You've got to be kidding me.

In recent years, the media has completely abandoned its investigative duties in favor of "objective stories" and opposing "experts." It's a deplorable state of affairs that is a direct result of the right's continuous bitch slapping of the "liberal" media. I've accepted it as the status quo, but for fuck's sake, if we're gonna play the "he said, she said, you decide" game, at least give us experts who don't have a vested interest in the outcome of the argument. Presenting a home builder as an expert on the sustainability of high housing costs is like presenting Michael Jackson as an expert on the benign effects of child abuse. Clearly, both have much more than an academic interest in being right.

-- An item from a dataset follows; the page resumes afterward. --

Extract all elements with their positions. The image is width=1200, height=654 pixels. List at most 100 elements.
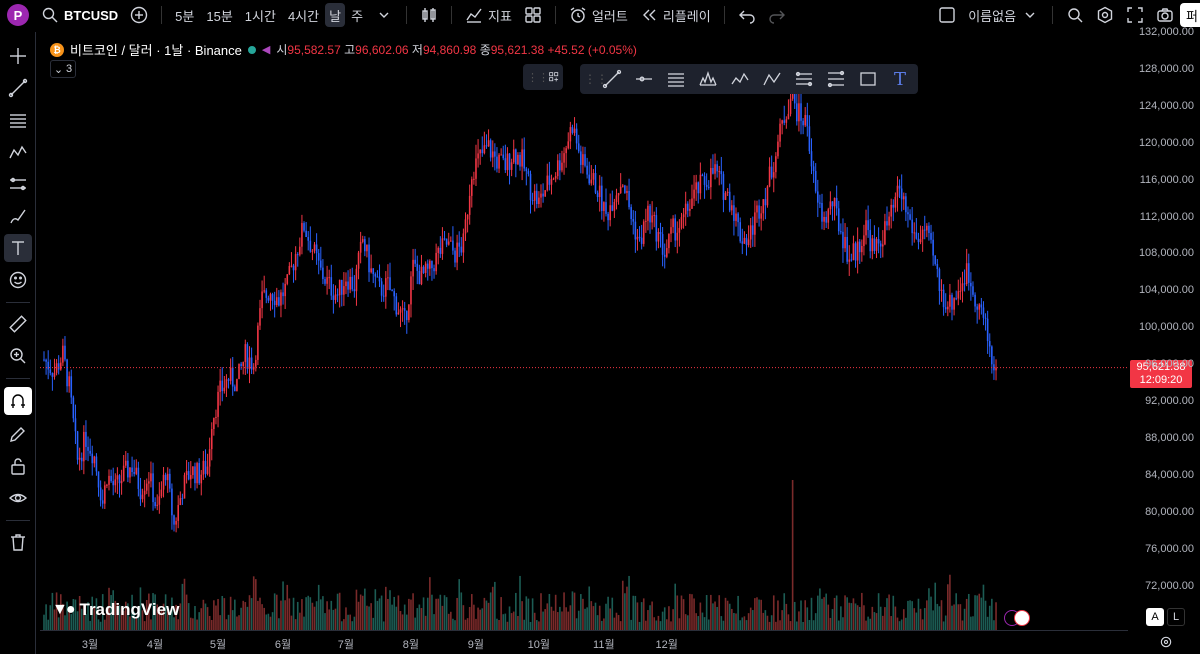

In the legal world, so-called experts are everywhere, and there are safeguards to make sure that not just any jackass can hold forth on specialized topics. An expert witness must demonstrate he is an actual expert with, like, education and publications and stuff before he can take the stand. Even then he can and will be attacked if he has an economic interest in the case.

If the quality of "expert" testimony is important in our private disputes, shouldn't it be important in our public discourse, too?

Saturday, February 12, 2005

Every time I sit down to write, I am frozen with angry indecision. Do I write about the attempted rape of social security? The continuing violence in Iraq? The blatant partisan manipulation of the White House Press Corps? The administration's elevation of rank incompetence and hypocrisy? Every day it seems a new rock is turned over and a new abomination crawls into the light.

I have a friend who is doing good things on Social Security. Another who's got an insightful blog on Gonzales and his deplorable ascension to Attorney General. These guys are focused and writing well about important topics. All I can do is type 'fuck' over and over in some sort of electronic primal scream. I've never been a great writer, but I've never struggled so hard to say so little.

I thought after the election this blogging thing would be easy. I knew, with Republican control of the entire government, there'd be a wealth of things to rail against. I didn't anticipate that such a target rich environment would cause me to freeze up, changing my aim with every new possibility but never pulling the trigger.

How can you write about anything when everything is so fucked up?